Comparative expression analysis of water buffalo (Bubalus bubalis) to identify genes associated with economically important traits

Front Vet Sci. 2023 May 12:10:1160486. doi: 10.3389/fvets.2023.1160486. eCollection 2023.

Abstract

The milk, meat, skins, and draft power of domestic water buffalo (Bubalus bubalis) provide substantial contributions to the global agricultural economy. The world's water buffalo population is primarily found in Asia, and the buffalo supports more people per capita than any other livestock species. For evaluating the workflow, output rate, and completeness of transcriptome assemblies within and between reference-free (RF) de novo transcriptome and reference-based (RB) datasets, abundant bioinformatics studies have been carried out to date.

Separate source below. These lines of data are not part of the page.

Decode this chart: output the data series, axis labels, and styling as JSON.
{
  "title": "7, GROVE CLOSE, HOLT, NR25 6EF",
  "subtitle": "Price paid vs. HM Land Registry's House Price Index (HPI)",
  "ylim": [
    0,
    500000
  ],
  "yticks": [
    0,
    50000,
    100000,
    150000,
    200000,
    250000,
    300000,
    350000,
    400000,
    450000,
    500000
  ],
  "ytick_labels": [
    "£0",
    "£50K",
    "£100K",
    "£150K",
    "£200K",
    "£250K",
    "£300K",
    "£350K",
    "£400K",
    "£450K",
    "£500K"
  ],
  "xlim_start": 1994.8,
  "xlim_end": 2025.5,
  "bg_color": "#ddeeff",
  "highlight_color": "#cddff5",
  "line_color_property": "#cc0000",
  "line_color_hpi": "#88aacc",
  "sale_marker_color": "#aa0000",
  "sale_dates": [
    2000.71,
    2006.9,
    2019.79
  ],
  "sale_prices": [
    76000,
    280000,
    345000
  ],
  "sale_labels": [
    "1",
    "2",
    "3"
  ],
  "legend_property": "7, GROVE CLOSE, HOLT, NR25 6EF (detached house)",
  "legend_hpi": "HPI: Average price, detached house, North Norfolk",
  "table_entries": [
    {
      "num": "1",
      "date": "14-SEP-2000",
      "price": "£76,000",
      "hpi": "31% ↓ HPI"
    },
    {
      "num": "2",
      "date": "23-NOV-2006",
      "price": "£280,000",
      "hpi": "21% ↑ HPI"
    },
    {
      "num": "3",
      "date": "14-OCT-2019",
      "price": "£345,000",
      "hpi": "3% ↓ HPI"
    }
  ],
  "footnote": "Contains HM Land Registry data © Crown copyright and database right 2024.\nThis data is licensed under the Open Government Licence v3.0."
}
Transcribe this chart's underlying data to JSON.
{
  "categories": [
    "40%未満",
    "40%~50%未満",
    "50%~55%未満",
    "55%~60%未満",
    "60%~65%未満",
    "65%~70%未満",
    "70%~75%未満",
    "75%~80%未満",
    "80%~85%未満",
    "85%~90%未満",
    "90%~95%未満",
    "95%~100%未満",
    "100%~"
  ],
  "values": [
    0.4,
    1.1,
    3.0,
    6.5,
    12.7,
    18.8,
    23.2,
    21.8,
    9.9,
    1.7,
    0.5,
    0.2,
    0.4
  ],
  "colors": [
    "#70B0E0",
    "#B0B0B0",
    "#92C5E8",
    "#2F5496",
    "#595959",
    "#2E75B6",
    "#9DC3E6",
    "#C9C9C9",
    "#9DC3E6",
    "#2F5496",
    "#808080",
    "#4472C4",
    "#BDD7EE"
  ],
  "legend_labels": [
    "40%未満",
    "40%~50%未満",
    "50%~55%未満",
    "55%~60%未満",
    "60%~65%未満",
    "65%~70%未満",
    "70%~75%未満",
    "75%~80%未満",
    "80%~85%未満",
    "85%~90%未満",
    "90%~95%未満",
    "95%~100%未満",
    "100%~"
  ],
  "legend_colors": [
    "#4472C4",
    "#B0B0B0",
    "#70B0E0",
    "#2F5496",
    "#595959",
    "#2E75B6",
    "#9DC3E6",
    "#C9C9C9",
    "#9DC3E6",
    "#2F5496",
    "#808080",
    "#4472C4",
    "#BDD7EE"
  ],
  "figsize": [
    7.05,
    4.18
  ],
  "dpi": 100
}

However, comprehensive documentation of the degree of consistency and variability of the data produced by comparing gene expression levels using these two separate techniques is lacking. In the present study, we assessed the variations in the number of differentially expressed genes (DEGs) attained with RF and RB approaches. In light of this, we conducted a study to identify, annotate, and analyze the genes associated with four economically important traits of buffalo, viz., milk volume, age at first calving, post-partum cyclicity, and feed conversion efficiency. A total of 14,201 and 279 DEGs were identified in RF and RB assemblies. Gene ontology (GO) terms associated with the identified genes were allocated to traits under study. Identified genes improve the knowledge of the underlying mechanism of trait expression in water buffalo which may support improved breeding plans for higher productivity. The empirical findings of this study using RNA-seq data-based assembly may improve the understanding of genetic diversity in relation to buffalo productivity and provide important contributions to answer biological issues regarding the transcriptome of non-model organisms.

Keywords: GO terms; SSRs; annotation; transcriptome; water buffalo.

Grants and funding

This research was funded by the project Network Project for Agricultural Bioinformatics and Computational Biology under CABin Scheme, ICAR (F.no. Agril. Edn.4-1/2013-A&P).